My sample app has a Done button the student will tap when they are done editing the file.
So I’ll tap that Done button in the top left-hand corner.
At this point, my closeFile function will get called.
We can see our second breakpoint was hit for saving the wordCount as the primaryActivityItem and stopping the timer.
Then, we can hit Play and go back to Schoolwork.
In Schoolwork, I can see the progress data submitted by my app.
First, I see the time as 41 minutes.
This validates that I'm calling start, stop, and save correctly.
Next, I see the word count, which I set as the primaryActivityItem.
Any CLSActivityItem subclass I set as the primaryActivityItem will show up here in the main part of the UI.
The fact that I can see my word count as 558 words validates that my submission of CLSQuantityItem is working correctly.
Now, let’s switch our role back to a teacher and see how the data submitted by my app appears to teachers.
In the center of the screen, we see I have the average time and average word count for all students.
Below that is a row for every student on the assignment.
In the Student cell, I see the data that one student submitted.
And if I tap on the Student cell, I can see the progress data reported by my app.
We have the primaryActivityItem, time, and one additionalActivityItem which is listed as Readability Grade Level.
And that is how you use developer mode to test your ClassKit integration.
Don’t forget to set the entitlement back to production.
Well, great!

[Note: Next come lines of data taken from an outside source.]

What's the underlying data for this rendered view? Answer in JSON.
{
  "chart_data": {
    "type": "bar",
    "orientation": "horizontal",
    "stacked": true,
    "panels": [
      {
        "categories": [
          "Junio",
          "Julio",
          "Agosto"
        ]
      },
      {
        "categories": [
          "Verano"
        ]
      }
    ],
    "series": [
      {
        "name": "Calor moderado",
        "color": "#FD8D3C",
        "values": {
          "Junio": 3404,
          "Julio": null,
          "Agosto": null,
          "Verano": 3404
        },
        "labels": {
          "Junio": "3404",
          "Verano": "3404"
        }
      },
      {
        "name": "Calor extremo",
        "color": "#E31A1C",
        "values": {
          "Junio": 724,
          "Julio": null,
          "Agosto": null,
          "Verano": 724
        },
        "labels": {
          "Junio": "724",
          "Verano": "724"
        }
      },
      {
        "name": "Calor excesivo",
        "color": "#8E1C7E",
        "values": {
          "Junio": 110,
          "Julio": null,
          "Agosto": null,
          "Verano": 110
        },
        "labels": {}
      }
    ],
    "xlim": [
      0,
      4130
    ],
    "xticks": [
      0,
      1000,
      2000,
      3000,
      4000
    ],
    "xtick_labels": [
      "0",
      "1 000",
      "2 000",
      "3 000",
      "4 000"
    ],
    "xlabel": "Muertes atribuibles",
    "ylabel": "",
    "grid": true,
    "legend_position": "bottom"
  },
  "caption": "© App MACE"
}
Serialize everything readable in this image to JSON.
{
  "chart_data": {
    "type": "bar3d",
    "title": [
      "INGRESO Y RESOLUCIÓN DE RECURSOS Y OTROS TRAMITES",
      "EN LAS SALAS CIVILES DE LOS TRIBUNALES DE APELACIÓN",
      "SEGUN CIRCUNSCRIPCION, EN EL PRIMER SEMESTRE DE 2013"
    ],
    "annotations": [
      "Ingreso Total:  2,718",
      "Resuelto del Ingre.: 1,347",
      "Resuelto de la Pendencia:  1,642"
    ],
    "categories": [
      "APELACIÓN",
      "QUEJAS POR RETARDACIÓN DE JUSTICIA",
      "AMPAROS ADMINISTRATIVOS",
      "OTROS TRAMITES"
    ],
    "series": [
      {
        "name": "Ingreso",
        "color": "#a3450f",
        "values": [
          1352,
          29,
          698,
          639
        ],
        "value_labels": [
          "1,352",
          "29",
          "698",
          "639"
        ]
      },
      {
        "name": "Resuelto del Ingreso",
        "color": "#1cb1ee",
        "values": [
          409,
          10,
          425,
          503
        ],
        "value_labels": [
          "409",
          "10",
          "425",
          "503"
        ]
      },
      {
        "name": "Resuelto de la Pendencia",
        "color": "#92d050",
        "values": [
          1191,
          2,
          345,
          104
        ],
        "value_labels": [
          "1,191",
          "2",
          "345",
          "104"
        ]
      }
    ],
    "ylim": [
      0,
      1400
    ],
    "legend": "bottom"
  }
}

We covered a lot today, from the new API to testing it with developer mode.
Even if you don’t consider your app for education, there’s a good chance an educator does, and having it ClassKit-enabled means your app will be ready for them to integrate right into their curriculum.
So make sure to adopt our API.
And thank you.
Thank you for the feedback reports, and please submit any other feedback that you may have.
We love hearing from you.
And if you are interested in learning more about our context-based APIs, take a look at our previous sessions on "What’s new in ClassKit" and our talk "Introducing ClassKit" from 2018.